HLA matching is performed by HLA typing patients as well as platelet donors. Once HLA typing data are available, platelet products that either completely match or are very similar for HLA class 1 (A and B) antigens are selected for transfusion. The HLA match of the recipient to the donor can be rated from A (all four antigens match) to D (two or more antigen mismatch). HLA matching of platelets is effective in achieving good count increments when the donors are very well matched (A or B level matches) to the patient.

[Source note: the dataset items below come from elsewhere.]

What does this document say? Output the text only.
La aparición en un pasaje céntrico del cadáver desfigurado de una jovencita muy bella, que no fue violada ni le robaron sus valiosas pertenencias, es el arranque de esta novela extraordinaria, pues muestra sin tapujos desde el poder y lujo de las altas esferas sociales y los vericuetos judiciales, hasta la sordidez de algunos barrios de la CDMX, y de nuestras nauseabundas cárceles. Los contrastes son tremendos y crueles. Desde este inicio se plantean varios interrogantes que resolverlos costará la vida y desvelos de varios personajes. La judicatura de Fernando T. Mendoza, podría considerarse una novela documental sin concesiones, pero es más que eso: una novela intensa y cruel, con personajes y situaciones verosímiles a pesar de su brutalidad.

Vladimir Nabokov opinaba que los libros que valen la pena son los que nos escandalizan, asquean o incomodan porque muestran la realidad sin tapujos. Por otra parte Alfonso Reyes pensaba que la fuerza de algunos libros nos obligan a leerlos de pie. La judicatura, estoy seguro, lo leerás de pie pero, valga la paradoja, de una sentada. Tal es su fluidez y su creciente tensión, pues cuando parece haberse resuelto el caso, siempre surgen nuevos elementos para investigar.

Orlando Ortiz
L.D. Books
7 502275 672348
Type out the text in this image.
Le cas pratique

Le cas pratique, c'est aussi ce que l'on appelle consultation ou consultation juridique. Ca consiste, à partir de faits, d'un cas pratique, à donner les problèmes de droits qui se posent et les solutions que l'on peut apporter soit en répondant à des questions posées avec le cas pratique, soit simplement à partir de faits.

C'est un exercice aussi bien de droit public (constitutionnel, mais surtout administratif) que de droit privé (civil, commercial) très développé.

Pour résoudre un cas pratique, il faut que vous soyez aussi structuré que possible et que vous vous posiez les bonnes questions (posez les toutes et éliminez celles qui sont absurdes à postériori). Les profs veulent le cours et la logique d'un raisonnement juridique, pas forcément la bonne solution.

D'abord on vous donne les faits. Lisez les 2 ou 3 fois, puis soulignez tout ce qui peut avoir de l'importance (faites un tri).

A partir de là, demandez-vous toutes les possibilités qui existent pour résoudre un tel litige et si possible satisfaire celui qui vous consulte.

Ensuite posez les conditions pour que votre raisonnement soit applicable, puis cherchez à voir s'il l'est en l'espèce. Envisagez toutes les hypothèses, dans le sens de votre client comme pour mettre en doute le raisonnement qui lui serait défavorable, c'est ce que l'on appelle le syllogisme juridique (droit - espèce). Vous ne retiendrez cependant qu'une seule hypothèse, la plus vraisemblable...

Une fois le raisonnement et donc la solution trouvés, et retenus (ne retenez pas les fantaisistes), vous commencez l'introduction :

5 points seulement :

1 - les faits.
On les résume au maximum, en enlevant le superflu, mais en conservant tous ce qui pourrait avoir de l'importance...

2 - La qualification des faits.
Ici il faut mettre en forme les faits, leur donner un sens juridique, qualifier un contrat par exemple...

However, if a patient is widely immunized and the platelet product is not well matched (C or D level matches), the patient will likely not respond to the platelet transfusion. Additionally, HLA matching may be difficult in smaller institutions that do not have HLA laboratories or large platelet inventories.
A third strategy that is as successful as HLA matching and likely superior to crossmatching is selection of platelet products that avoids HLA antibodies present in the patient. In order to use this strategy, the patient must be tested for HLA antibodies. Once the specificity of the HLA antibodies in the patient is determined, platelet products from donors that lack cognate HLA antigens are selected for transfusion. This strategy can be very effective for patients who are refractory, even if an institution has a limited platelet inventory. However, if the patient is widely immunized to HLA antigens, donors with compatible HLA types will need to be recruited or compatible apheresis platelet products will need to be brought in from large blood centers with extensive inventories of platelets. This strategy has the additional benefit of determining whether the patient is refractory due to the presence of HLA antibodies or other causes. It is also important to reassess the patient every few weeks to check for any changes in the HLA antibodies present.